Back in 1984, Peter Hall directed a production of Cosi Fan Tutte at Glyndebourne. I was in the chamber choir at the time at my school. My soprano voice was yet to plummet to profundo. And our music teacher had connections. I was ten. I still remember it well though. Maybe it was a formative experience. I know that numbers were limited and I won my place. We lucky few went to Glyndebourne. And we went early for a workshop with the cast.
I know from work now that part of the job as an actor is to do workshops for … people. Evidently it was the same back then at Glyndebourne for the singers. Periodically the producer just drops it on you, wherever you might be in the run: “You don’t have to. But we kind of need two actors to do a workshop for…” Old people. Kids. Prisons. Local community. A fundraiser. A school. Blind people. School children. All of your above and more. “You don’t need to know anything more than you know. You’re not a teacher. It’s a masterclass.” I’m used to doing them now. I enjoy them now as they’re a handy frame to examine my craft. But they’re often divisive in the cast. Some actors just hate it.
Jane Berbie ran ours, with J Patrick Raftery. I’ve just googled them. I can’t remember much but I know it was Despina and the lover that sings “Cosi Fan Tutte”. I was ten. I can’t be expected to remember much more than that. I bonded with Ryland though. Even then I knew that performance was my work. He saw that too and encouraged me God help me. I didn’t go into opera though after my dropping balls took it off the table. I’ve had to make to with the less musical forms of performance that have been alternatively wonderful and hideous to me for decades.

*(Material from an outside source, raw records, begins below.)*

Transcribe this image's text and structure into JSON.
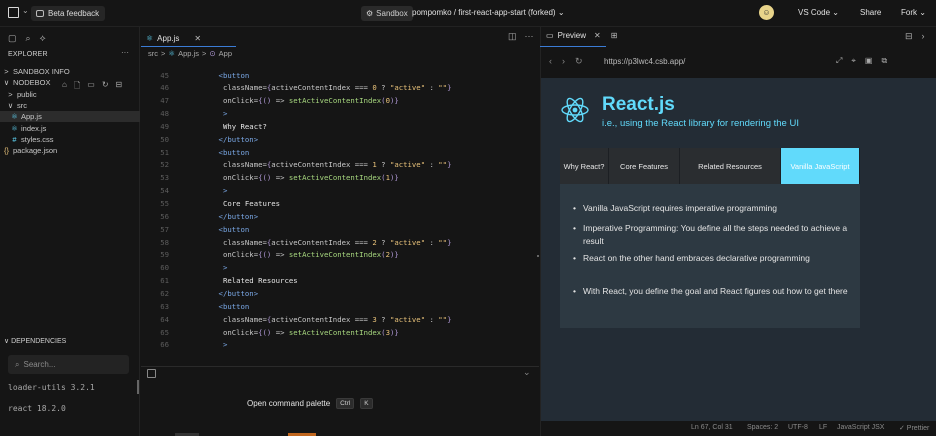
{
  "topbar": {
    "beta_label": "Beta feedback",
    "sandbox_label": "Sandbox",
    "project": "pompomko / first-react-app-start (forked)",
    "editor_menu": "VS Code",
    "share": "Share",
    "fork": "Fork"
  },
  "sidebar": {
    "title": "EXPLORER",
    "items": [
      {
        "label": "SANDBOX INFO",
        "glyph": ">",
        "indent": 0
      },
      {
        "label": "NODEBOX",
        "glyph": "∨",
        "indent": 0
      },
      {
        "label": "public",
        "glyph": ">",
        "indent": 1
      },
      {
        "label": "src",
        "glyph": "∨",
        "indent": 1
      },
      {
        "label": "App.js",
        "glyph": "⚛",
        "indent": 2
      },
      {
        "label": "index.js",
        "glyph": "⚛",
        "indent": 2
      },
      {
        "label": "styles.css",
        "glyph": "#",
        "indent": 2
      },
      {
        "label": "package.json",
        "glyph": "{}",
        "indent": 0
      }
    ],
    "dependencies_title": "DEPENDENCIES",
    "search_placeholder": "Search...",
    "dependencies": [
      "loader-utils  3.2.1",
      "react  18.2.0"
    ]
  },
  "editor": {
    "tab_label": "App.js",
    "breadcrumb": [
      "src",
      ">",
      "App.js",
      ">",
      "App"
    ],
    "lines": [
      {
        "n": "45",
        "text": "<button",
        "kind": "open"
      },
      {
        "n": "46",
        "text": "className={activeContentIndex === 0 ? \"active\" : \"\"}",
        "kind": "attr"
      },
      {
        "n": "47",
        "text": "onClick={() => setActiveContentIndex(0)}",
        "kind": "click"
      },
      {
        "n": "48",
        "text": ">",
        "kind": "gt"
      },
      {
        "n": "49",
        "text": "Why React?",
        "kind": "text"
      },
      {
        "n": "50",
        "text": "</button>",
        "kind": "close"
      },
      {
        "n": "51",
        "text": "<button",
        "kind": "open"
      },
      {
        "n": "52",
        "text": "className={activeContentIndex === 1 ? \"active\" : \"\"}",
        "kind": "attr"
      },
      {
        "n": "53",
        "text": "onClick={() => setActiveContentIndex(1)}",
        "kind": "click"
      },
      {
        "n": "54",
        "text": ">",
        "kind": "gt"
      },
      {
        "n": "55",
        "text": "Core Features",
        "kind": "text"
      },
      {
        "n": "56",
        "text": "</button>",
        "kind": "close"
      },
      {
        "n": "57",
        "text": "<button",
        "kind": "open"
      },
      {
        "n": "58",
        "text": "className={activeContentIndex === 2 ? \"active\" : \"\"}",
        "kind": "attr"
      },
      {
        "n": "59",
        "text": "onClick={() => setActiveContentIndex(2)}",
        "kind": "click"
      },
      {
        "n": "60",
        "text": ">",
        "kind": "gt"
      },
      {
        "n": "61",
        "text": "Related Resources",
        "kind": "text"
      },
      {
        "n": "62",
        "text": "</button>",
        "kind": "close"
      },
      {
        "n": "63",
        "text": "<button",
        "kind": "open"
      },
      {
        "n": "64",
        "text": "className={activeContentIndex === 3 ? \"active\" : \"\"}",
        "kind": "attr"
      },
      {
        "n": "65",
        "text": "onClick={() => setActiveContentIndex(3)}",
        "kind": "click"
      },
      {
        "n": "66",
        "text": ">",
        "kind": "gt"
      }
    ],
    "command_palette": "Open command palette",
    "kbd_ctrl": "Ctrl",
    "kbd_k": "K"
  },
  "preview": {
    "tab_label": "Preview",
    "url": "https://p3lwc4.csb.app/",
    "title": "React.js",
    "subtitle": "i.e., using the React library for rendering the UI",
    "menu": [
      {
        "label": "Why React?",
        "active": false
      },
      {
        "label": "Core Features",
        "active": false
      },
      {
        "label": "Related Resources",
        "active": false
      },
      {
        "label": "Vanilla JavaScript",
        "active": true
      }
    ],
    "bullets": [
      "Vanilla JavaScript requires imperative programming",
      "Imperative Programming: You define all the steps needed to achieve a result",
      "React on the other hand embraces declarative programming",
      "With React, you define the goal and React figures out how to get there"
    ],
    "accent": "#61dafb"
  },
  "statusbar": {
    "position": "Ln 67, Col 31",
    "spaces": "Spaces: 2",
    "encoding": "UTF-8",
    "eol": "LF",
    "language": "JavaScript JSX",
    "formatter": "✓ Prettier"
  }
}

Today I went back to Glyndebourne and watched the same opera, 37 years later aaaaaaaaaaaaaaaaa.
Lou got tickets in a box through her work. No workshop first though. We got to sit in the gardens. We had a picnic.
What a beautiful place, and what delightful gardens. Very interesting to go back and realise that the baritone part Raftery mentored me in aged ten – (he got me to sing the Cosi Fan Tutte response) – that part would’ve been my part had I pursued the opera. The character lead. Good eye.
It’s a whole experience. They pick you up in a coach at Lewes. Then you have a picnic in the gorgeous grounds. Our picnic was entirely provided by Lou who knows the score by now having worked there on and off for ages in various capacities. In a sliding door, had I not lost understanding of my dropped voice for 20 years, she might have been my dresser. As it is thankfully we had way more fun. We got to have a proper audience watchy experience worth quite a lot of money. It’s nice to see it from the other side. And she also helped me with my Bottom.
We lay there in the gaps drinking in the atmosphere and going through lines. I feel a lot better now having done them out loud a few times to somebody reading.
A wonderful chance to sit and watch these masterful singers work through a very light opera for the entertainment of surprisingly few human beings. It was something of an open dress, so hopefully not representative in terms of audience figures, although I know theatres are still mightily restricted with numbers despite football stadiums and Wimbledon etc etc ugh. It felt a true privilege to be one of the few. If I was rich and lived in Sussex I’d be there all the time. I’m sure I could write for ages about the difference between operatic movement and theatrical movement. But much as my geek brain has been exploding that topic, my heart just wants to say how lovely it was to go back to Glyndebourne a lifetime later and find out who I am now in that context.